ÉDITORIAL par Gérard-François DUMONT
VILLES ET CAMPAGNES : « JE T’AIME, MOI NON PLUS »
En dépit des multiples changements qui parcourent le monde, les villes du XXIème siècle ne peuvent qu’aimer les campagnes. Ces dernières leur apportent d’abord une alimentation nécessaire qui ne pourra jamais être compensée par le développement de ce qu’on dénomme l’agriculture urbaine. Les plateformes logistiques, qui se traduisent souvent par l’usage de territoires de campagnes parfois assez éloignés du centre des villes, sont essentielles. Enfin les campagnes représentent pour les urbains de considérables possibilités touristiques en raison de leurs variétés géographiques, culturelles ou de leur offre de loisirs.
Réciproquement, les campagnes ne peuvent qu’aimer les villes. Il leur faut des débouchés pour leur production. Les villes sont aussi des lieux où il est possible de trouver une variété de cursus de formation. Enfin ce sont des lieux où les offres d’emplois sont beaucoup plus importantes que dans les campagnes.
En dépit de ces éléments qui montrent que les villes comme les campagnes ont des atouts différenciés, et devraient faire bon ménage compte tenu de leurs complémentarités, le désamour est souvent fort. Pour l’auteur, les villes souffrent d’un complexe de supériorité et par effet de miroir, les campagnes souffrent d’un complexe d’infériorité. Dans ce contexte de désamour, en France, les campagnes ont perdu : la désindustrialisation subie, les pouvoirs publics considérant que seule comptait l’économie de services, a beaucoup plus affecté les campagnes que les villes ; les lois, tant dans leurs aspects réglementaires que financiers, exercent des effets particulièrement négatifs sur les campagnes.
L’importance est donc de comprendre ce qui fait territoire; qu’ici il y a une ville et là une campagne. Aucun territoire n’est semblable à l’autre et il n’y a de fatalité pour aucun territoire. Chaque territoire a ses atouts et ses handicaps. La politique d’aménagement du territoire doit donner à chaque territoire la liberté d’œuvrer pour valoriser les premiers et surmonter les seconds.

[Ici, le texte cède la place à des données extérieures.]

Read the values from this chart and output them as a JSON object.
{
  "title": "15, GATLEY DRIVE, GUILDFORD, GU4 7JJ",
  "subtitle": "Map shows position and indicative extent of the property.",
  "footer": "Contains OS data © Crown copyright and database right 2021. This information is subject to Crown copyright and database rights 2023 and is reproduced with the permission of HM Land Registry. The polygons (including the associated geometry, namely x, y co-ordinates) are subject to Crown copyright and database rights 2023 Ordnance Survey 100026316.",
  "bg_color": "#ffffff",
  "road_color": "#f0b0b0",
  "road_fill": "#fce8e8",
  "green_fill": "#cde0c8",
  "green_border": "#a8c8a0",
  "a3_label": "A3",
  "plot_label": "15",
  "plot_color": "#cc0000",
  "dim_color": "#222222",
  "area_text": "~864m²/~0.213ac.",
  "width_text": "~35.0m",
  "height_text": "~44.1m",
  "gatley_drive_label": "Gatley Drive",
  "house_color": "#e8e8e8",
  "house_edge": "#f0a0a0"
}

DOSSIER par Jean-Albert GUIEYSSE
LE « RUISSELLEMENT DES MÉTROPOLES SUR LES TERRITOIRES : MYTHE OU RÉALITÉ ?
Dans l’imaginaire d’une certaine géographie, les métropoles auraient 2 avantages : elles seraient toujours plus dynamiques et leurs richesses profiteraient aux autres territoires, dans lesquels elles ruisselleraient.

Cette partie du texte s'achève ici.